The Who in those days were “a blokes’ band”. Unlike The Beatles and The Rolling Stones, who both enjoyed a large female following, The Who’s audience was predominantly male. Testosterone-filled young men crammed into Who concerts and, inevitably, fights would break out. Townshend, Daltrey and Moon, not averse to a bit of fisticuffs themselves, would sometimes join in.

Despite the acclaim, The Who were still financially poor – having to buy new instruments after every gig may have had something to do with that. Then along came the seminal album Tommy, Townshend's rock opera about a deaf, dumb and blind boy, which was released in 1969 and became an instant success, selling millions worldwide.

Six years later, Tommy was made into a successful movie – directed by Ken Russell and starring Daltrey, Jack Nicholson, Elton John, Tina Turner and Oliver Reed – as was their next highly acclaimed rock musical, 1973's Quadrophenia, which arrived on the big screen six years later starring The Police singer Sting, Ray Winstone and Phil Daniels.

Perhaps their most acclaimed album, however, was 1971's Who's Next.

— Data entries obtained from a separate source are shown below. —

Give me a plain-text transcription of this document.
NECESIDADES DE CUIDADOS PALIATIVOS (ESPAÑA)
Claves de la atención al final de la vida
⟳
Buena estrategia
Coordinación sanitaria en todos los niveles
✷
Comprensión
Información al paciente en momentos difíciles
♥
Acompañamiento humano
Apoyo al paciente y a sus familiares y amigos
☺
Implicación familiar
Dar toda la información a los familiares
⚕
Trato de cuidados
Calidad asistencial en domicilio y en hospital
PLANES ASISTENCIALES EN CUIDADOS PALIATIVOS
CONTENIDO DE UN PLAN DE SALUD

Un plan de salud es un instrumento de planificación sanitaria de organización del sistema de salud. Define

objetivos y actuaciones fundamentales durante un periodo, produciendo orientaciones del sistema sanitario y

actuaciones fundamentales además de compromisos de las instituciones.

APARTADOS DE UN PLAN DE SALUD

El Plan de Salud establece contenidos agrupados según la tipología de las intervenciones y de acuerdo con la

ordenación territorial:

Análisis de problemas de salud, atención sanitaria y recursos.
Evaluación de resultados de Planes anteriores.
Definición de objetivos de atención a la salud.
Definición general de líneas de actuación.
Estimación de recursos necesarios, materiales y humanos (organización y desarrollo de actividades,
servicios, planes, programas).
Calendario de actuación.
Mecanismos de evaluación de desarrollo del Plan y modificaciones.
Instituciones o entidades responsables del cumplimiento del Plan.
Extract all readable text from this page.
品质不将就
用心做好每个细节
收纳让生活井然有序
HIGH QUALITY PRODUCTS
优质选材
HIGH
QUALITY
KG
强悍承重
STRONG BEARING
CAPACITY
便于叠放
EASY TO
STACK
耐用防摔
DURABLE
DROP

It will probably go down as Townshend's most brilliant work, filled with classic tracks, from Baba O'Reily and Behind Blue Eyes to The Song Is Over and Won't Get Fooled Again.

The Who have now celebrated 50 years. They survived the death of Moon in 1978 and the death of Entwistle in 2002 – they are still among us because of Townshend’s songwriting and Daltrey’s sometimes gentle, but more often powerful, and indeed brutal, voice.

They survived because those two did not die before they got old.